Ah beh, era ora. Commentò la vocina nella mia testa. 
Guardai quella ragazza, che da ore aveva impegnato i miei pensieri. Era lì, di fronte a me, con lo sguardo fisso nel vuoto e quello splendido sorriso sul volto stanco. Gli occhiali da sole non smettevano di essere presenti sui suoi occhi, impedendomi di decifrarne il colore. Aveva un viso sottile, la pelle chiara e una folta chioma di capelli castani. Portava una coda di cavallo alta, proprio come la portava nel pomeriggio. Era bellissima, anche in quella circostanza. Chad fece per avvicinarsi, quando lo bloccai di scatto con la mano e gli indicai l'entrata: erano appena arrivati un paio di ragazzi. Non volevo si avvinasse a lei, era un tipo che ci provava con tutte e quella ragazza, Anastasia, mi sembrava così preziosa per essere lasciata nelle mani di un ragazzo simile. With love, Chad.
Mi feci coraggio, avvicinandomi e mettendomi proprio davanti a lei.

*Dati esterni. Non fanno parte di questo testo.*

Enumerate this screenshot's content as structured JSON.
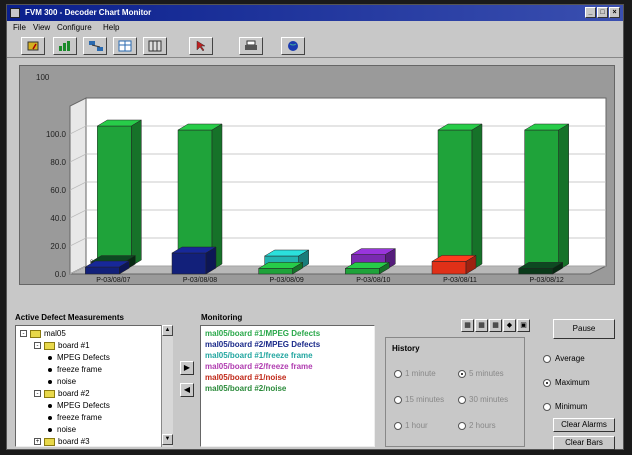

-Ciao, cosa posso portarti?- le parole mi uscirono lente, quasi in un sussurro. Non sapevo cosa diamine era successo alla mia voce. Tossii più volte, sperando che tornasse normale.
-Justin?- aggrottò le sopracciglia e arricciò il naso. Non era contenta di vedermi? -Non pensavo lavorassi qui, non ho mai sentito la tua voce-
-Be', non so come sia possibile dato che ci lavoro da tre anni, tesoro- poggiai entrambe la braccia sul bancone, sentendola ridacchiare. Aveva una splendida risata.
-Forse sarà perché io mi siedo sempre infondo mentre è Lea che prende le ordinazioni per me- fece spallucce, girando come una bambina sullo sgabello girevole.
-Lea sarebbe la ragazza con cui eri oggi pomeriggio?- le chiesi, cercando di intravedere i suoi occhi dal vetro scuro degli occhiali. Nemmeno la luce mi aiutava.
-No lei era Bernadeth, Lea è una ragazza.. be', molto simpatica e chiacchierona- annuii. -Ci sei ancora?- chiese, facendo un giro completo sulla sedia.
-Sì, piccola, sono sempre qui- ridacchiai, attirando nuovamente la sua attenzione.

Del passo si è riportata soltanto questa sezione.